Bottega Veneta: The Good, The Bad, and The Ugly

Monday, February 28, 2011

 The autumnal tempests boded ill for Bottega Venetta as the first model strutted out in white tights, T-strap sandals, a chiffon dress, and a powdered bouffant resurrected from the 18th century. A shaggy orange coat gave her an uncanny resemblance to Oscar the Grouch after an unfortunate run-in with one too many tangerine peels. The atrocities ensued with a shapeless shift matched by an equally shapeless overcoat, all in an abominable shade of burnt orange. Then came the turtlenecks. In stark white and wallpaper florals, they stretched abnormally high to stop just short of the chin, resulting in a curiously mummified appearance. Maier certainly took his time torturing our eyes - it was the twelfth look before we could breathe a collective sigh of relief at the first glimpse of bare legs. From then on, it was a smooth ride.
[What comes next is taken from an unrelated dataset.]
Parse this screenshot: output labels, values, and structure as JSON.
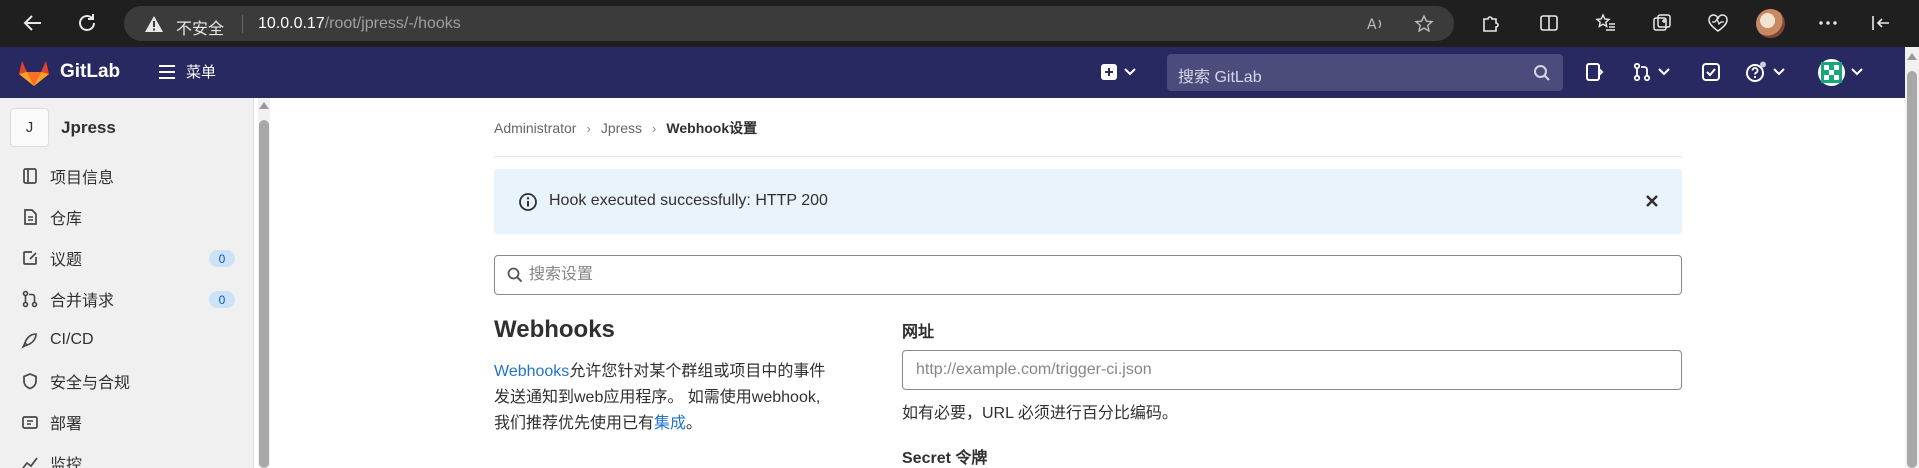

Lace, which incited such fanatical fervor on the spring runways, proved its versatility for the cooler seasons in plenty of slinky, sophisticated cocktail numbers. It swirled over pale gray silk in a deliciously complex array of textures and gradations; in sheer panels, it simulated the textural intricacy of python. Worn over a simple corset, it was dangerously alluring (and dangerously revealing). From the gold-dipped fringe on an embroidered hem to the carefully parted ruffles on a patterned frock, Maier is the ultimate master of detail and precision. Many of his creations are so perfectly executed that it takes more than a few glances to absorb every contour and nuance. The patterns on a three-piece ensemble, for example, were so seamlessly integrated that they nearly appeared to be continuous. And the layers of a geometric shift fit together so beautifully that they created the illusion of a single, flawlessly constructed dress. But it was Maier's red carpet creations that stole the spotlight. They came carelessly slashed and pinned, pleated like origami around the waist, cascading to the floor in rich, full folds. What made them truly unique, however, was a curious paradoxical element - an unfinished, industrial feel that rendered them, if not edgy (when is a ballgown every edgy?), at least unconventional. Structured bodices appeared to be constructed from workhorse canvas, while the subtle discoloration on metallic silk mimicked the quality of burnished metal. Maier may have been slow to hit his stride, but with his four-dress finale, he more than made up for his initial missteps.

White tights and lace shoes ... the horror!